L’événement Viva Technology, installé porte de Versailles dans le hall 1 du Parc des Expositions et créé en 2016 sous l’impulsion du groupe Publicis et des Echos, uniquement pour les professionnels au début, s’ouvrait cette année au grand public. Un espace de 45.000 m², réunissant 8 000 start-up internationales, événement animé par 3 000 speakers de prestige, environnement rempli de robots, de machines plus stupéfiantes les unes que les autres, d’écrans surdimensionnés, de taxis volants, de fight code. Pas de doute, ici, le virtuel est devenu réel.

 

Émulation

 

Toutes les jeunes pousses présentes à la dernière édition restent unanimes, Viva Technology est « The Place to be ». Mais pourquoi ? La participation à l’événement en soi est déjà un moment unique. Quoi de mieux pour un entrepreneur que de se retrouver au cœur de ce foisonnement d’idées ingénieuses, de porteurs de projets enthousiastes et de technologies de pointe ? Donc, premier élément intéressant: l’émulation. Puisque les grands groupes côtoient les start-up de demain, c’est l’occasion rêvée de se faire connaître ou reconnaître.

 

Vitrine pour tous

 

Exposer sur un grand stand ou disposer d’un simple « corner » avec juste une petite pancarte sobre pour présenter un produit, une solution, une idée, constituent alors le premier pas vers la légitimité et le passage en mode opérationnel. En effet, les start-up sont légions, c’est donc un vivier extraordinaire pour les leaders du monde technologique comme Facebook, Google, Orange, … mais pas que avec la présence de Bouygues, LVMH, SNCF et ManPower. Et des cohortes de chasseurs de tête ou autres spécialistes des RH qui restent toujours en quête de profils prometteurs. « Viva Tech » (son petit nom pour les intimes) centralise en quelques jours tellement de potentiels, d’idées innovantes qui sont destinées à rayonner ensuite auprès des 1 900 investisseurs présents cette année !

 

Rayonner et recruter

 

Les vidéos publiées par VivaTech génèrent plus de 1,4 milliard de vues en, à peine, 3 jours. Autant dire que le potentiel et le retour médiatique se révèlent un atout majeur pour tous, aussi bien pour les intervenants (parfois politiques) que les grandes institutions, les investisseurs et les start-up. Ainsi, la plateforme Talent Job développée par le groupe Manpower, qui permet de candidater pour 700 postes, reçoit plus de 3500 candidatures exclusives. Afin de séduire les 18 000 étudiants visiteurs, sont présents de nombreux pôles de recrutement des partenaires de VivaTech : AccorHotels, Airbus, Cisco, Engie, ManpowerGroup, PMU, RATP Group, Sanofi,SNCF, Sodexo, TF1 Groupe, Valeo, Vinci Energies, Facebook, IBM, L’Oréal et la Région Ile de France.
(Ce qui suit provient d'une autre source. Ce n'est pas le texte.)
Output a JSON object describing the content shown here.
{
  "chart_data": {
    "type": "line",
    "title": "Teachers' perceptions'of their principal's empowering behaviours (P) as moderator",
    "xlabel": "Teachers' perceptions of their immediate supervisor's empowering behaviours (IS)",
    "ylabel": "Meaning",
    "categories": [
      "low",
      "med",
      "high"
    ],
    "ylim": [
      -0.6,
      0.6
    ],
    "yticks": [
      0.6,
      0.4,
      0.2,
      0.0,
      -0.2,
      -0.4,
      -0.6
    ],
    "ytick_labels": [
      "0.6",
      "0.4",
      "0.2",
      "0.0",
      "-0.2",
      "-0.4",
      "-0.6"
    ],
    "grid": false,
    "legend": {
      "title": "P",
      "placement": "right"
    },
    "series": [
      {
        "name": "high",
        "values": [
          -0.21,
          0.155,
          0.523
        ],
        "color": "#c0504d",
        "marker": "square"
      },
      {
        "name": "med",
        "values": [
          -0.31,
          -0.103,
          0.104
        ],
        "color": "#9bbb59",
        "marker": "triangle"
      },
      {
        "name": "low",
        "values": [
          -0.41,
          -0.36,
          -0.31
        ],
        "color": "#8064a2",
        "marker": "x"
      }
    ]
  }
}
Microsoft, Softbank Robotics, Hewlett Packard Enterprise, SAP, Région Auvergne Rhône Alpes, Région Centre Val de Loire, SAP, Thales et Total.

 

 

International Departure

 

Parce que Viva Technology concentre les acteurs et les innovations des quatre coins du globe (50 % des startup présentes sont étrangères), les speechs se font en anglais. English Speaking only! Ce qui permet à de nombreuses start-up mondiales de participer à Viva Tech. Par exemple, la société israélienne Nutrito Health présente en 2017, qui collabore maintenant avec Sanofi et a levé récemment 8 millions de dollars pour son application dédiée aux diabétiques.

 

Cap vers le futur

 

Cette année 2018 ouvre de magnifiques perspectives d’avenir, aussi bien pour les multinationales que pour les jeunes start-up. Le discours du Président de la République, Emmanuel Macron, donne le coup d’envoi de VivaTech et renouvelle sa volonté de placer la France comme leader dans le domaine de la technologie. Il réitère sa promesse de mettre en place de nouvelles initiatives afin de favoriser l’émergence d’innovations. Mais cette fois, il s’engage à porter la France comme modèle en terme de fiscalité, soulignant que le succès des start-up ne doit pas générer de jalousie au détriment des autres entreprises plus conventionnelles. (Les jeunes entreprises ne sont, pour le moment, pas toujours soumises aux mêmes taxes que les grosses firmes déjà bien implantées sur le marché du travail.)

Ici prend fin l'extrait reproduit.